One other approach to vectorizing the song lyrics is using word embeddings. A BERT transformer model might be trained on the song’s summaries to realize some irrelevant task. After the model is trained, each summary might be passed into the model as a document. For every document, the CLS document embedding shall be extracted from one in all the output layers of the model. A CLS document embedding is the vector representation of the CLS token, which is a token that captures all the document. This may give us the vector representations of every summary, after which the cosine similarities might be computed.

We found that this method was not essential for the scope of the project. It seemed that TfidVectorizer was capturing the meaning of the summaries fairly decently and resulted in a robust output.

Then we would have liked a strategy to determine the highest 5 similar songs out of the five hundred based on musical features. Because the musical features were numeric, we were capable of use K-Nearest-Neighbors by sklearn.

After filtering out the songs with the least similar lyrics, the subsequent step is to decide on the songs with probably the most similar song features. A convenient strategy to measure those similarities in features is by analyzing Spotify’s track feature classifications, which quantifies a song’s specific features reminiscent of “acousticness” or “energy”. Using the Spotify API, we will gather these metrics for any input song, after which run the next algorithm to get the same songs.

K Nearest Neighbors is an unsupervized machine learning algorithm that might be used to seek out the k nearest data points to a given point, based on the similarity of features of the input data point and the points within the dataset. We will employ this method to match the features of the user’ input song against all of the filtered songs, to seek out the highest k songs which have the closest musical features. For our project, we decided that finding the highest 5 neighbor songs would yield an inexpensive output, all of which must have similar musical features to the user’s song.

Here’s what the method looks like for a user wanting recommendations. They might input a song that they like. We might use the LyricGenius API to get the input song’s lyrics. We might then use those lyrics to generate an outline using our NLP summarization model, and compare that description with the descriptions of the songs in our dataset to find out top 500 similar songs. Then we’d get the musical features of the input song using Spotify’s API, and compare them with the five hundred songs to get top 5 recommendations.
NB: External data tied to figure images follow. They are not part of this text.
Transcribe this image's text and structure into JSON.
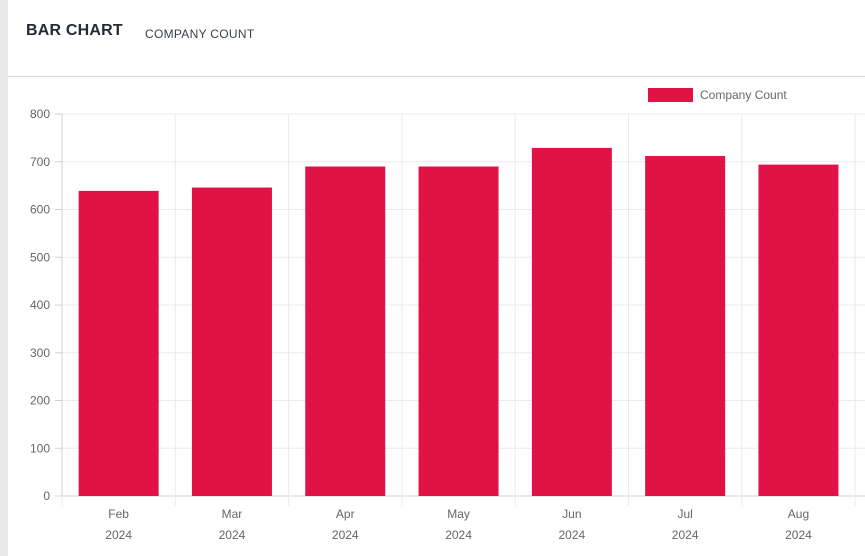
{
  "header": {
    "title": "BAR CHART",
    "subtitle": "COMPANY COUNT"
  },
  "colors": {
    "bar": "#e11246",
    "grid": "#ebebeb",
    "axis": "#d0d0d0"
  },
  "chart_data": {
    "type": "bar",
    "categories": [
      [
        "Feb",
        "2024"
      ],
      [
        "Mar",
        "2024"
      ],
      [
        "Apr",
        "2024"
      ],
      [
        "May",
        "2024"
      ],
      [
        "Jun",
        "2024"
      ],
      [
        "Jul",
        "2024"
      ],
      [
        "Aug",
        "2024"
      ]
    ],
    "series": [
      {
        "name": "Company Count",
        "values": [
          639,
          646,
          690,
          690,
          729,
          712,
          694
        ]
      }
    ],
    "ylim": [
      0,
      800
    ],
    "yticks": [
      0,
      100,
      200,
      300,
      400,
      500,
      600,
      700,
      800
    ],
    "legend": "top-right",
    "grid": true
  }
}
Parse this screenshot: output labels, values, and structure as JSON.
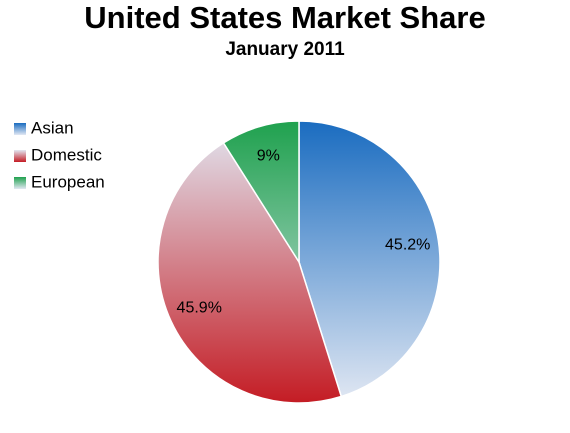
{
  "chart_data": {
    "type": "pie",
    "title": "United States Market Share",
    "subtitle": "January 2011",
    "categories": [
      "Asian",
      "Domestic",
      "European"
    ],
    "values": [
      45.2,
      45.9,
      9
    ],
    "value_labels": [
      "45.2%",
      "45.9%",
      "9%"
    ],
    "colors": [
      "#1a6cc0",
      "#c41c24",
      "#1fa14e"
    ],
    "legend": "left"
  }
}
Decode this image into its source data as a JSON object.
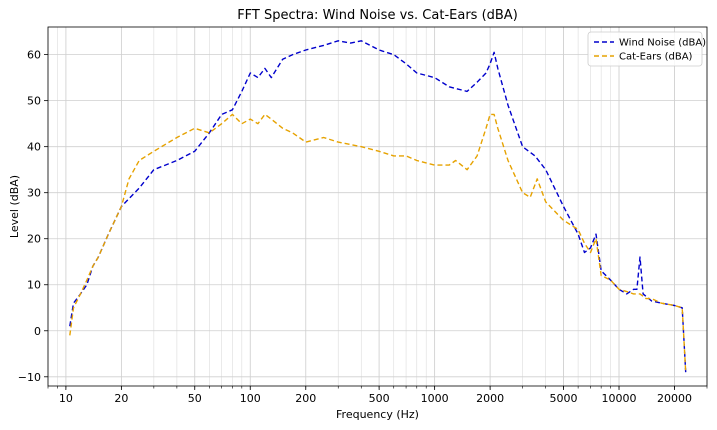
{
  "chart_data": {
    "type": "line",
    "title": "FFT Spectra: Wind Noise vs. Cat-Ears (dBA)",
    "xlabel": "Frequency (Hz)",
    "ylabel": "Level (dBA)",
    "xscale": "log",
    "xlim": [
      8,
      30000
    ],
    "ylim": [
      -12,
      66
    ],
    "grid": true,
    "legend_position": "top-right",
    "x_ticks": [
      10,
      20,
      50,
      100,
      200,
      500,
      1000,
      2000,
      5000,
      10000,
      20000
    ],
    "x_tick_labels": [
      "10",
      "20",
      "50",
      "100",
      "200",
      "500",
      "1000",
      "2000",
      "5000",
      "10000",
      "20000"
    ],
    "y_ticks": [
      -10,
      0,
      10,
      20,
      30,
      40,
      50,
      60
    ],
    "y_tick_labels": [
      "−10",
      "0",
      "10",
      "20",
      "30",
      "40",
      "50",
      "60"
    ],
    "series": [
      {
        "name": "Wind Noise (dBA)",
        "color": "#0000cc",
        "style": "dashed",
        "x": [
          10.5,
          11,
          12,
          13,
          14,
          15,
          17,
          20,
          25,
          30,
          40,
          50,
          60,
          70,
          80,
          90,
          100,
          110,
          120,
          130,
          150,
          170,
          200,
          250,
          300,
          350,
          400,
          500,
          600,
          700,
          800,
          1000,
          1200,
          1500,
          1700,
          1900,
          2000,
          2100,
          2200,
          2500,
          3000,
          3500,
          4000,
          5000,
          6000,
          6500,
          7000,
          7500,
          8000,
          9000,
          10000,
          11000,
          12000,
          12500,
          13000,
          13500,
          14000,
          15000,
          17000,
          20000,
          22000,
          23000
        ],
        "values": [
          1,
          6,
          8,
          10,
          14,
          16,
          21,
          27,
          31,
          35,
          37,
          39,
          43,
          47,
          48,
          52,
          56,
          55,
          57,
          55,
          59,
          60,
          61,
          62,
          63,
          62.5,
          63,
          61,
          60,
          58,
          56,
          55,
          53,
          52,
          54,
          56,
          58,
          60.5,
          57,
          49,
          40,
          38,
          35,
          27,
          21,
          17,
          18,
          21,
          13,
          11,
          9,
          8,
          9,
          9,
          16,
          8,
          7.5,
          6.5,
          6,
          5.5,
          5,
          -9
        ]
      },
      {
        "name": "Cat-Ears (dBA)",
        "color": "#e6a200",
        "style": "dashed",
        "x": [
          10.5,
          11,
          12,
          13,
          14,
          15,
          17,
          20,
          22,
          25,
          30,
          40,
          50,
          60,
          70,
          80,
          90,
          100,
          110,
          120,
          130,
          150,
          170,
          200,
          250,
          300,
          400,
          500,
          600,
          700,
          800,
          1000,
          1200,
          1300,
          1500,
          1700,
          1900,
          2000,
          2100,
          2200,
          2500,
          3000,
          3300,
          3600,
          4000,
          5000,
          6000,
          6500,
          7000,
          7500,
          8000,
          9000,
          10000,
          11000,
          12000,
          13000,
          14000,
          15000,
          17000,
          20000,
          22000,
          23000
        ],
        "values": [
          -1,
          5,
          8,
          11,
          14,
          16,
          21,
          27,
          33,
          37,
          39,
          42,
          44,
          43,
          45,
          47,
          45,
          46,
          45,
          47,
          46,
          44,
          43,
          41,
          42,
          41,
          40,
          39,
          38,
          38,
          37,
          36,
          36,
          37,
          35,
          38,
          44,
          47,
          47,
          44,
          37,
          30,
          29,
          33,
          28,
          24,
          22,
          19,
          17,
          20,
          12,
          11,
          9,
          8.5,
          8,
          8,
          7,
          7,
          6,
          5.5,
          5,
          -9
        ]
      }
    ]
  }
}
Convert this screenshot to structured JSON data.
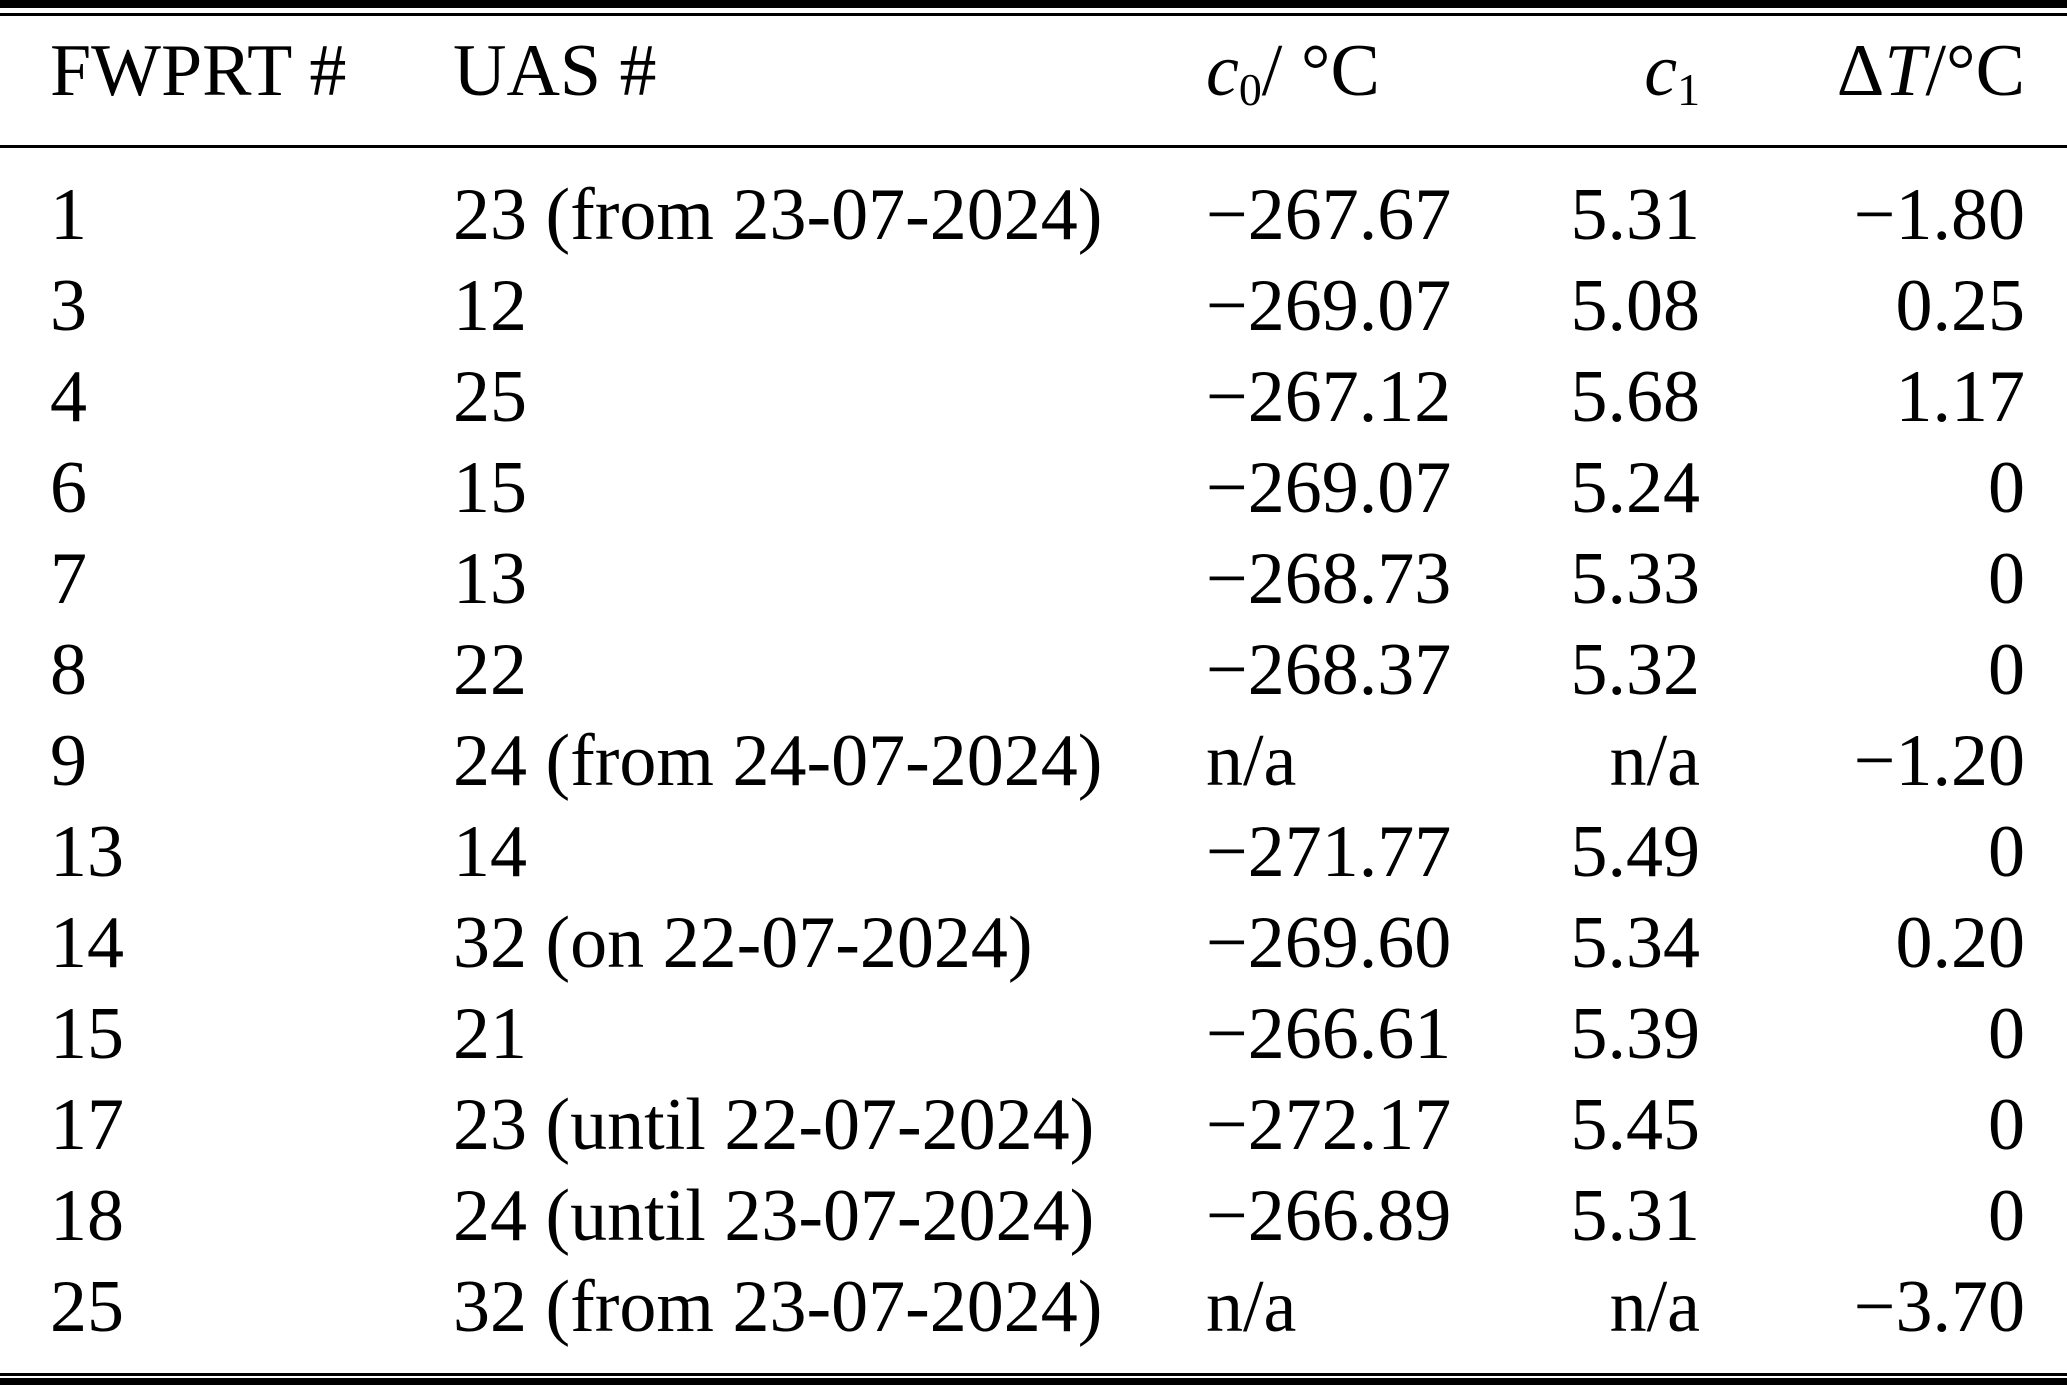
{
  "figure": {
    "kind": "calibration-summary-table",
    "columns": [
      {
        "id": "fwprt",
        "label": "FWPRT #"
      },
      {
        "id": "uas",
        "label": "UAS #"
      },
      {
        "id": "c0",
        "symbol": "c",
        "subscript": "0",
        "suffix": "/ °C"
      },
      {
        "id": "c1",
        "symbol": "c",
        "subscript": "1",
        "suffix": ""
      },
      {
        "id": "dT",
        "prefix": "Δ",
        "symbol": "T",
        "suffix": "/°C"
      }
    ],
    "rows": [
      {
        "fwprt": "1",
        "uas": "23 (from 23-07-2024)",
        "c0": "−267.67",
        "c1": "5.31",
        "dT": "−1.80"
      },
      {
        "fwprt": "3",
        "uas": "12",
        "c0": "−269.07",
        "c1": "5.08",
        "dT": "0.25"
      },
      {
        "fwprt": "4",
        "uas": "25",
        "c0": "−267.12",
        "c1": "5.68",
        "dT": "1.17"
      },
      {
        "fwprt": "6",
        "uas": "15",
        "c0": "−269.07",
        "c1": "5.24",
        "dT": "0"
      },
      {
        "fwprt": "7",
        "uas": "13",
        "c0": "−268.73",
        "c1": "5.33",
        "dT": "0"
      },
      {
        "fwprt": "8",
        "uas": "22",
        "c0": "−268.37",
        "c1": "5.32",
        "dT": "0"
      },
      {
        "fwprt": "9",
        "uas": "24 (from 24-07-2024)",
        "c0": "n/a",
        "c1": "n/a",
        "dT": "−1.20"
      },
      {
        "fwprt": "13",
        "uas": "14",
        "c0": "−271.77",
        "c1": "5.49",
        "dT": "0"
      },
      {
        "fwprt": "14",
        "uas": "32 (on 22-07-2024)",
        "c0": "−269.60",
        "c1": "5.34",
        "dT": "0.20"
      },
      {
        "fwprt": "15",
        "uas": "21",
        "c0": "−266.61",
        "c1": "5.39",
        "dT": "0"
      },
      {
        "fwprt": "17",
        "uas": "23 (until 22-07-2024)",
        "c0": "−272.17",
        "c1": "5.45",
        "dT": "0"
      },
      {
        "fwprt": "18",
        "uas": "24 (until 23-07-2024)",
        "c0": "−266.89",
        "c1": "5.31",
        "dT": "0"
      },
      {
        "fwprt": "25",
        "uas": "32 (from 23-07-2024)",
        "c0": "n/a",
        "c1": "n/a",
        "dT": "−3.70"
      }
    ]
  }
}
The summarizer model had a cross entropy loss of roughly 2 on the validation set. We moreover used evaluation metrics reminiscent of Rouge1, Rouge2 and RougeL. Rouge1 and rouge2 represent the variety of unigrams and bigrams respecively that match between the unique lyrics and the prediction. RougeL rating represents the longest common subsequence. The scores for these metrics were 0.25, 0.07, and 0.17 respectively, where higher values are more favorable.

Although the loss is comparatively high and rouge scores are low, we used human evaluation to find out that the generated summaries were relatively comparable to the ChatGPT generated summaries.